ということで多分,結果が合ってたら満点,間違っていたら0点の可能性が割とある.もちろん自分の書いたコードは提出する.が,言語不問で,出力形式を厳格に取り決めていない出題であるということは,出力結果が全てだと考えておくのが無難だろう.

 

3. 専門科目

 

出題範囲が異常に広い.これだけはやっておいたほうがいいと思われる分野を列挙しておく.

具体的な書籍名については,他のブログがとても参考になるのでそちらに譲る.

 

私が受けたときは,全3問構成だった.公開されている過去問は全4問から3問選択なので「逃げ」が利くが,今回はそうは行かなかった.それぞれかんたんに構成を述べておく.

  1. データ点が与えられたときに,それらのデータを直線で近似する手法についての出題.線型回帰の計算も出たが,「できるだけたくさんの点を通る直線を求めろ」とか,「点が増えると,たくさんの点を通る直線はなかなか現れないから近似手法を使う.その近似について書き,その計算量を求めろ,ただし時間計算量は削減しろ」とか,「この問題において直線のパラメトライズを取り替えて得られるご利益を書け」とか.なんだか掴みどころのない問題.
  2. 美術館に監視カメラを置いて全域を監視したいが,できるだけ少なくするにはどうするか,みたいな問題.美術館定理というものを知っていれば一撃っぽいが,私は知らなかった.
  3. 語句説明.出た語句は確か「GPUアクセラレーション」「TCPウィンドウ制御」「継続的インテグレーション」「ゼロデイ攻撃」「共分散分析」「レイトレーシング」「強化学習」「組み合わせ論理回路」.ただし順番はこの通りではなかった.

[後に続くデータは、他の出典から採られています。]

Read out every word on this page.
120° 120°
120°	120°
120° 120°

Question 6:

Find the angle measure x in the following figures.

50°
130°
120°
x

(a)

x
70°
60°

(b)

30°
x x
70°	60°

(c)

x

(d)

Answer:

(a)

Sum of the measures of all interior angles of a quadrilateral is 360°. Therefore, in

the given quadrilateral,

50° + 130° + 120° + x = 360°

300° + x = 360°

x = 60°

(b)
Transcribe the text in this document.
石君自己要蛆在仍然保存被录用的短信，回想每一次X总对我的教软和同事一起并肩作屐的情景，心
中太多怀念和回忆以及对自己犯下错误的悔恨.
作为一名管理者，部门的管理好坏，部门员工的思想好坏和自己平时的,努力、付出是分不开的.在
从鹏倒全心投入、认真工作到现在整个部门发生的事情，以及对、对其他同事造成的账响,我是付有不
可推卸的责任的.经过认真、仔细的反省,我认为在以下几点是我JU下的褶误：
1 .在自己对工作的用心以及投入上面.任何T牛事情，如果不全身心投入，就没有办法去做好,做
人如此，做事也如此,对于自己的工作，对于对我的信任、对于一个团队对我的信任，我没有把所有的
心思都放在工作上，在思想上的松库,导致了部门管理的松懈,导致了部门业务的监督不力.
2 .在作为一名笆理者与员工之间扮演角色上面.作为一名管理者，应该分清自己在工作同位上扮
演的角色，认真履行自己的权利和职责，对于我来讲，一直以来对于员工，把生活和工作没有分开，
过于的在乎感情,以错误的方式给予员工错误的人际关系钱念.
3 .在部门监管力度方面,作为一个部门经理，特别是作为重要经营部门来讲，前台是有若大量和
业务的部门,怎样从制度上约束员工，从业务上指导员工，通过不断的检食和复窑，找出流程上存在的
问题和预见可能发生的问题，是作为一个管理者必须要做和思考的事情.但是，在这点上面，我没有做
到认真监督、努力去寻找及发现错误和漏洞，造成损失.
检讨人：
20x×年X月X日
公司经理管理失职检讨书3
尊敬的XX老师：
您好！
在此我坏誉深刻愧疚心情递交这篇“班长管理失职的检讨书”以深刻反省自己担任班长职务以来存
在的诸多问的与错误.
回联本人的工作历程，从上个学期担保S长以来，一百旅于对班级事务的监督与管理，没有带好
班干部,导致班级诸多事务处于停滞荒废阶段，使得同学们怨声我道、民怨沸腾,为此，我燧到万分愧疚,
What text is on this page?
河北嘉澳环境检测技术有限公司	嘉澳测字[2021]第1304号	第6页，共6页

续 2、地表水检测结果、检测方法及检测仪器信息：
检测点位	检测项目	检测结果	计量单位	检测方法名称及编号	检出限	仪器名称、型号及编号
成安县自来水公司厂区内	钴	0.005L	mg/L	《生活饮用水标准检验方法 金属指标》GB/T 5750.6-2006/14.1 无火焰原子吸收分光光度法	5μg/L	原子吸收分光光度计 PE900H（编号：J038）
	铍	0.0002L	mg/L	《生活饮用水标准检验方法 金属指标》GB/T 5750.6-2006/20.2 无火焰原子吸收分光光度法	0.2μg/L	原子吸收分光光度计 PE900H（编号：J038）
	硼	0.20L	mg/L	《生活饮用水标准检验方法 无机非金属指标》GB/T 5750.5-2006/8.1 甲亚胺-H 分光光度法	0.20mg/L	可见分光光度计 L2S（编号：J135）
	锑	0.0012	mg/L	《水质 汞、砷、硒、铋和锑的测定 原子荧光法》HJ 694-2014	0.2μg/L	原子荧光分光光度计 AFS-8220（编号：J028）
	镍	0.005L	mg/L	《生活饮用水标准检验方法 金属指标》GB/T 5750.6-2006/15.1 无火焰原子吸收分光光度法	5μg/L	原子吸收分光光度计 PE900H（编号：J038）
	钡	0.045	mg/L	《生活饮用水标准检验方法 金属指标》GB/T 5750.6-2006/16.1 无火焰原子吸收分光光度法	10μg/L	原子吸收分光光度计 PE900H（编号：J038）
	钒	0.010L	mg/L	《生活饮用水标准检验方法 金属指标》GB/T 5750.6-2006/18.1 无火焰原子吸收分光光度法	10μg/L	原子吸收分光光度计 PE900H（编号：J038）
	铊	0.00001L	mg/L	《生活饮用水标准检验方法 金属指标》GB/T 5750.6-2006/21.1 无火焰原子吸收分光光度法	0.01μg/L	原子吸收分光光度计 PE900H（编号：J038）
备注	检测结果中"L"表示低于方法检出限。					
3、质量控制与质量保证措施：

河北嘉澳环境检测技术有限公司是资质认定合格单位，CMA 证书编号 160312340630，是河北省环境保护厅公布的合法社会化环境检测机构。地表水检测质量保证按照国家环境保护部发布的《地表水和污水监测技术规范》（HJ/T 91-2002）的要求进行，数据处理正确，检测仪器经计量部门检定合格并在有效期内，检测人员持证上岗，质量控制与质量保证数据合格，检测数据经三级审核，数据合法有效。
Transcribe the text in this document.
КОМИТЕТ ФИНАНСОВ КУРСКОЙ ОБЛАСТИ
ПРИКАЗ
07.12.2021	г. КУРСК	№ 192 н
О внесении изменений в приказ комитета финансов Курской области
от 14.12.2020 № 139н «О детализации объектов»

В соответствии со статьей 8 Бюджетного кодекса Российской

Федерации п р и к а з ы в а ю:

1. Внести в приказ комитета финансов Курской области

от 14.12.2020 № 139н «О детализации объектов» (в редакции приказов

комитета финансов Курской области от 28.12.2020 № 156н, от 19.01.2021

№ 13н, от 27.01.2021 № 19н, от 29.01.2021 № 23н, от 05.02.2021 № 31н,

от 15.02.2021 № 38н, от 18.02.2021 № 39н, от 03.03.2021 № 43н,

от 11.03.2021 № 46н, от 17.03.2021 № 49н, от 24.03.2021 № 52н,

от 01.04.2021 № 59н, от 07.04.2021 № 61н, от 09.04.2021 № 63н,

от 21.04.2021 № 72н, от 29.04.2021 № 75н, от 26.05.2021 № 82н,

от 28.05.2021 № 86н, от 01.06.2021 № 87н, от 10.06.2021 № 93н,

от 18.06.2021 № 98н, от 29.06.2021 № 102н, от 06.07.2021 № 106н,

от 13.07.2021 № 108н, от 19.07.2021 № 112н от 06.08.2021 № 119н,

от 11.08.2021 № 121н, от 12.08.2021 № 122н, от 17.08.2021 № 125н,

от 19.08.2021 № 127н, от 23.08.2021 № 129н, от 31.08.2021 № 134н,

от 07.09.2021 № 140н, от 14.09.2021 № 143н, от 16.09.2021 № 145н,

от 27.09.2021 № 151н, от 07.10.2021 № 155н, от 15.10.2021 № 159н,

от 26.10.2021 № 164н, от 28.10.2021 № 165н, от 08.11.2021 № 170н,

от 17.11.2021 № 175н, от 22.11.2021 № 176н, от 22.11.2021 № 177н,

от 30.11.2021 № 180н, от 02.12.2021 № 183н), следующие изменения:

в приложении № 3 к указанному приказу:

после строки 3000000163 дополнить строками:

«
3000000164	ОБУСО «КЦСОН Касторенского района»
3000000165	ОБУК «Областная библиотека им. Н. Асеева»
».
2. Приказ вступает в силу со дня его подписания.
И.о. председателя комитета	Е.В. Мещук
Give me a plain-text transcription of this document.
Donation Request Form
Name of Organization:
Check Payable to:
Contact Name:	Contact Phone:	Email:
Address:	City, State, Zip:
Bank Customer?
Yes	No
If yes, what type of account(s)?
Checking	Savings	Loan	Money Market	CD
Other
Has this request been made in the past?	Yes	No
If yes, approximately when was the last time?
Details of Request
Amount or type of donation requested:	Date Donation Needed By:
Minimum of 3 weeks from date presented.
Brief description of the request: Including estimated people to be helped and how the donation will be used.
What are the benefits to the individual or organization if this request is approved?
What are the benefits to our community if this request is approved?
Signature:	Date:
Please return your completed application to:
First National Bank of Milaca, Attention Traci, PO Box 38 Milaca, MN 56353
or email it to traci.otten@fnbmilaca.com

正直なところ非常に掴みどころがなかった.その場で考えればまあ分かるような出題も多かった気がする.

 

4. その他雑感

今年の冬入試の創造の受験者は45人.未受験はほとんどいなかった.TOEFLのところでも述べたが,留学生が結構いる.試験終了後の答案回収時にまわりをなんとなく見渡したところ,英語で答案を書いている人もいたので,英語ができる人は多いんだろう.

 

実際の合格者数はどれくらいかわからないが,夏入試の事も併せて考えると,10人未満程度なのではないかと思う.なお,点数は次の通り.ボーダーは明示されていないが,参考になるなら参考にしてほしい.

 

TOEFL(iBT):89/120(提出したスコアの通り)

共通科目(プログラミング):123/200

専門科目(創造情報学):210/300

 

私の場合は卒論提出の翌日から院試で,その後週末を挟んで卒論審査だったので,本当に死ぬかと思った.不幸中の幸いとしては,こうなることがわかっていたので卒論がそこまで大変ではない9月10月にある程度きちんと専門科目の勉強をできたことくらいか.

 

以上ざっくばらんに,覚えているうちに受験までの話をまとめた.誰かの参考になれば幸いである.

 

更新履歴

2017/02/17 公開.

2017/03/11 タイトルを付けた.

2017/06/24 点数を載せた.

*1:もちろん点数は下がった.

*2:ちなみにコンピュータ科学専攻の冬入試は留学生を取ることを念頭においているが,90点以上のTOEFL ibtスコアがないと出願をリジェクトされる.ご参考まで.

*3:もちろんアルゴリズムはできないよりできたほうがいい.というか専門科目では平気な顔して出て来る.

*4:私が「アルゴリズムがそんなに出ているようにあんまり見えない」と言ったのはこれが理由.受験者がこういうことをやってくることくらい,出題者側も把握しているはずで,そこでよく知られたアルゴリズムの実装とかを問題にしてしまうと,事前にwgetしたかどうかで大幅な差が生まれる.流石に試験としては不健全だろう.…と言いつつ,出てくると困るので引っ張ったわけだが.